Les Sénateurs et Députés nationaux revenus des vacances parlementaires pendant lesquelles ils sont censés avoir renoué avec leurs respectives bases électorales sont astreints dès l’actuelle rentrée à l’exercice de rédaction de leurs rapports des vacances
Mardi prochain, les députés et sénateurs reprennent le chemin du Palais du peuple. Après plus de deux mois des vacances, ces élus du peuple sont obligés de déposer leurs rapports des vacances parlementaires sur le bureau de l’Assemblée nationale et du Sénat.
Après la session ordinaire de mars 2009, les députés et sénateurs ont bénéficié d’un petit temps de repos, communément appelé vacances parlementaires. Prévu par la Constitution, ce moment permet aux élus du peuple de descendre dans leurs fiefs électoraux respectifs, en vue de palper du doigt les réalités du terrain.
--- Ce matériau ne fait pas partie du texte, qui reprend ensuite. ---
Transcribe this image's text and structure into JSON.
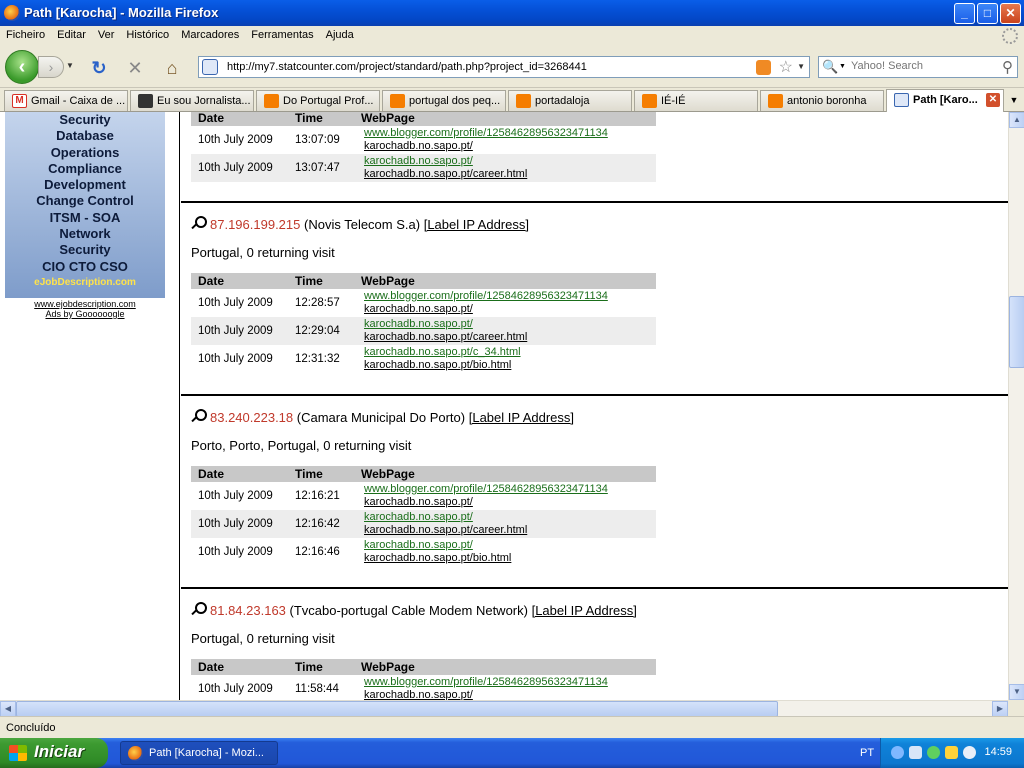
{
  "window": {
    "title": "Path [Karocha] - Mozilla Firefox",
    "controls": {
      "minimize": "_",
      "maximize": "□",
      "close": "✕"
    }
  },
  "menu": [
    "Ficheiro",
    "Editar",
    "Ver",
    "Histórico",
    "Marcadores",
    "Ferramentas",
    "Ajuda"
  ],
  "nav": {
    "url": "http://my7.statcounter.com/project/standard/path.php?project_id=3268441",
    "search_placeholder": "Yahoo! Search"
  },
  "tabs": [
    {
      "label": "Gmail - Caixa de ...",
      "icon": "gmail-icon",
      "color": "#d93025"
    },
    {
      "label": "Eu sou Jornalista...",
      "icon": "newspaper-icon",
      "color": "#333333"
    },
    {
      "label": "Do Portugal Prof...",
      "icon": "blogger-icon",
      "color": "#f57d00"
    },
    {
      "label": "portugal dos peq...",
      "icon": "blogger-icon",
      "color": "#f57d00"
    },
    {
      "label": "portadaloja",
      "icon": "blogger-icon",
      "color": "#f57d00"
    },
    {
      "label": "IÉ-IÉ",
      "icon": "blogger-icon",
      "color": "#f57d00"
    },
    {
      "label": "antonio boronha",
      "icon": "blogger-icon",
      "color": "#f57d00"
    },
    {
      "label": "Path [Karo...",
      "icon": "statcounter-icon",
      "color": "#3a66b0",
      "active": true
    }
  ],
  "sidebar": {
    "ad_lines": [
      "Security",
      "Database",
      "Operations",
      "Compliance",
      "Development",
      "Change Control",
      "ITSM - SOA",
      "Network",
      "Security",
      "CIO  CTO  CSO"
    ],
    "ad_brand": "eJobDescription.com",
    "ad_url": "www.ejobdescription.com",
    "ads_by": "Ads by Goooooogle"
  },
  "table_headers": {
    "date": "Date",
    "time": "Time",
    "page": "WebPage"
  },
  "label_link": "[Label IP Address]",
  "top_fragment": {
    "rows": [
      {
        "date": "10th July 2009",
        "time": "13:07:09",
        "ref": "www.blogger.com/profile/12584628956323471134",
        "page": "karochadb.no.sapo.pt/"
      },
      {
        "date": "10th July 2009",
        "time": "13:07:47",
        "ref": "karochadb.no.sapo.pt/",
        "page": "karochadb.no.sapo.pt/career.html"
      }
    ]
  },
  "visitors": [
    {
      "ip": "87.196.199.215",
      "isp": "(Novis Telecom S.a)",
      "location": "Portugal, 0 returning visit",
      "rows": [
        {
          "date": "10th July 2009",
          "time": "12:28:57",
          "ref": "www.blogger.com/profile/12584628956323471134",
          "page": "karochadb.no.sapo.pt/"
        },
        {
          "date": "10th July 2009",
          "time": "12:29:04",
          "ref": "karochadb.no.sapo.pt/",
          "page": "karochadb.no.sapo.pt/career.html"
        },
        {
          "date": "10th July 2009",
          "time": "12:31:32",
          "ref": "karochadb.no.sapo.pt/c_34.html",
          "page": "karochadb.no.sapo.pt/bio.html"
        }
      ]
    },
    {
      "ip": "83.240.223.18",
      "isp": "(Camara Municipal Do Porto)",
      "location": "Porto, Porto, Portugal, 0 returning visit",
      "rows": [
        {
          "date": "10th July 2009",
          "time": "12:16:21",
          "ref": "www.blogger.com/profile/12584628956323471134",
          "page": "karochadb.no.sapo.pt/"
        },
        {
          "date": "10th July 2009",
          "time": "12:16:42",
          "ref": "karochadb.no.sapo.pt/",
          "page": "karochadb.no.sapo.pt/career.html"
        },
        {
          "date": "10th July 2009",
          "time": "12:16:46",
          "ref": "karochadb.no.sapo.pt/",
          "page": "karochadb.no.sapo.pt/bio.html"
        }
      ]
    },
    {
      "ip": "81.84.23.163",
      "isp": "(Tvcabo-portugal Cable Modem Network)",
      "location": "Portugal, 0 returning visit",
      "rows": [
        {
          "date": "10th July 2009",
          "time": "11:58:44",
          "ref": "www.blogger.com/profile/12584628956323471134",
          "page": "karochadb.no.sapo.pt/"
        }
      ]
    }
  ],
  "status": "Concluído",
  "taskbar": {
    "start": "Iniciar",
    "item": "Path [Karocha] - Mozi...",
    "lang": "PT",
    "clock": "14:59"
  }
}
Conformément aux us et coutumes parlementaires, chaque député et sénateur a le devoir d’écouter les doléances de ses électeurs. Ce qui permettra à chaque élu du peuple d’élaborer un rapport objectif à déposer sur le bureau de l’Assemblée nationale ou du Sénat.
Quelle est l’importance du rapport que les parlementaires déposent sur les bureaux de deux Chambres? Voilà, la question fondamentale qui mérite d’être posée. Surtout, au regard de multiples problèmes qui se posent à l’intérieur du pays.
Il suffit de faire la ronde dans l’arrière-pays pour palper du doigt la misère des populations. Curieusement, on s’aperçoit que les problèmes sont les mêmes dans toutes les provinces de la RDC. Parmi les plus perceptibles, figurent le manque d’eau potable et d’électricité, le délabrement très avancé des infrastructures de base. C’est le cas des routes de déserte agricole, des ponts, des écoles, des centres de santé, des bâtiments administratifs… Tous ces problèmes et tant d’autres non énumérés nécessitent des solutions durables.
Ce qu’il faut faire
Raison pour laquelle, les parlementaires ont le devoir de rédiger un rapport sans complaisance à soumettre à l’appréciation des décideurs.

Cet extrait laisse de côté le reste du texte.